About that letter

Before me, I have the unsigned letter referenced in Thursday’s story announcing the resignation of this community’s assistant city manager.

I could have published it, but I chose not to.

There are several reasons for my decision, the first being that this newspaper routinely doesn’t publish unsigned letters. Yes, the letter I am talking about was submitted to all the city council and to the mayor. In fact, it was the mayor himself who forwarded a copy to me. So it is public record.

Still, I chose not to publish it.

The second reason I chose not to publish it is its intent. The writer(s) whoever he or she or they are, suggest names of three existing city workers who would be preferable choices over the now-departing assistant city manager.

In case you didn’t read Thursday’s story, here’s the short version: Assistant City Manager Biridiana Bishop has taken a new job; she was the logical interim to head the city staff as we once again lose a city manager, this time Daniel Ortiz-Hernandez, whose resignation is effective in January. He is headed to a job in Texas.

The letter-writer(s) make it clear that he or she or they would prefer to see other existing staff elevated to the permanent position of city manager over Bishop.

There is nothing wrong with those suggestions.

But here’s what I think: If you want to have a voice in any matter, stand up and put a name to it. When you don’t, the focus becomes more about who said it than what is being said.

It’s very much like wondering in whose back pocket a politician lives when unidentified money supports their candidacy. Admit it, you wonder who is buttering the bread.

The expression of opinions on the extreme local level is no different.

I’ll provide you with an example.

This town is faced with paying for an inevitable $78 million wastewater treatment plant. We have no choice. It’s mandated by established law.

Just this week we were reminded that another estimated $21.5 million will be spent over five years; it’s in the five-year capital plan for our electrical utility.

And we’re staring down the barrel of a new water treatment plant as well. Estimated cost: $20.75 million.

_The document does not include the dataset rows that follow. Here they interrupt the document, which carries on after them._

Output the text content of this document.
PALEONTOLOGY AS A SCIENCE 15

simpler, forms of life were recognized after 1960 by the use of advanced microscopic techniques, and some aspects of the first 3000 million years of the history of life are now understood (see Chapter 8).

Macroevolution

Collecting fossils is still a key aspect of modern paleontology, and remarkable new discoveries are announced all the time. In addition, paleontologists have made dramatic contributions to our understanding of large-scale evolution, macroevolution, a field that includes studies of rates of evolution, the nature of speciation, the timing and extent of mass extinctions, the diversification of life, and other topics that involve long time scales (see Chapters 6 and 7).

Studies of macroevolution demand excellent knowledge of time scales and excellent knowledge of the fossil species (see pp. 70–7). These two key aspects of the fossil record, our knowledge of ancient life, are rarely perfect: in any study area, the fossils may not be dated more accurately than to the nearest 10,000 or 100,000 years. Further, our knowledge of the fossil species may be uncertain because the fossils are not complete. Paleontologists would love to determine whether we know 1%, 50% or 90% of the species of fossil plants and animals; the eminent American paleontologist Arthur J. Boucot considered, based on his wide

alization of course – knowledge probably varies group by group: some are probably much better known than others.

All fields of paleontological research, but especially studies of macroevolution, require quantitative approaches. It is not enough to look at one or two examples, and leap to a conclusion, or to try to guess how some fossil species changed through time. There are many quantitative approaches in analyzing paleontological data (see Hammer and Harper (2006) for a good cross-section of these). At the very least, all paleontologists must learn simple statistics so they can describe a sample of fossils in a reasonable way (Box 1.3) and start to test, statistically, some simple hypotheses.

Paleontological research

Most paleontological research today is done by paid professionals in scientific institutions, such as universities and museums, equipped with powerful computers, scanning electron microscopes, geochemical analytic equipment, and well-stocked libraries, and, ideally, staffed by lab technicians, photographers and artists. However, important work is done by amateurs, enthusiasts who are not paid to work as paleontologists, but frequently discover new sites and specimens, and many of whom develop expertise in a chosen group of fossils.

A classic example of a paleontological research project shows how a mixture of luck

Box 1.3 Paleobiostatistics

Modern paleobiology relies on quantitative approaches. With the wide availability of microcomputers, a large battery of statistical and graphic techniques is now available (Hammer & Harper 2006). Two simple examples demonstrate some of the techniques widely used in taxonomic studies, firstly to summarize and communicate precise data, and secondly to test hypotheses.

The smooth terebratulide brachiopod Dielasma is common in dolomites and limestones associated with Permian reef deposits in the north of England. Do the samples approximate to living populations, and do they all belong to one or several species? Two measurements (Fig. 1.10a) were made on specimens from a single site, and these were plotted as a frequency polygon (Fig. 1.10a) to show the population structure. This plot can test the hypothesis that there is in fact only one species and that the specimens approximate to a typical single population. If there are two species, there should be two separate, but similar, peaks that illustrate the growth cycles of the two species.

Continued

Despite this, we’re pushing ahead with a nearly half-million-dollar splash pad for East Twin Park that would be of service perhaps a quarter of every calendar year and add as much as $70,000 in expense to the annual city budget in a time of ongoing drought.

We don’t have that kind of extra money laying around.

Yes, we are receiving donations. But unless someone steps up to cover the annual expense of maintaining a splash pad, in addition to covering the entire cost of installing it, the decision to build a splash pad in Webster City looks like this: It will benefit a very few, but its expense will rest on everyone in this community.

At a time when we are facing the above-mentioned mammoth infrastructure projects.

We must do the infrastructure; not doing it is what got us to the $78 million price tag on the wastewater project. Had we jumped on it sooner, when it was looming and we knew it, its cost could have been half what we are now facing. But we didn’t and here we stand.

Our water plant and electrical utility needs might be delayed by a couple of years, according to Mayor John Hawkins. That would give the city time to set aside a few million in preparation and maintain its credit rating to support borrowing more money. Still, those expenditures are inevitable, and the project costs will most likely increase with every tick of the clock.

That leaves us with decisions referenced earlier this year in the Hinson Report which, boiling that thing down, sounds like this: Tighten your belt.

By going ahead with the splash pad, we’re choosing to ignore that advice.

Saying this publicly, and putting my name to it, makes me a turd in the punchbowl.

See how it’s done?

Jane Curtis is interim editor of the Daily Freeman-Journal.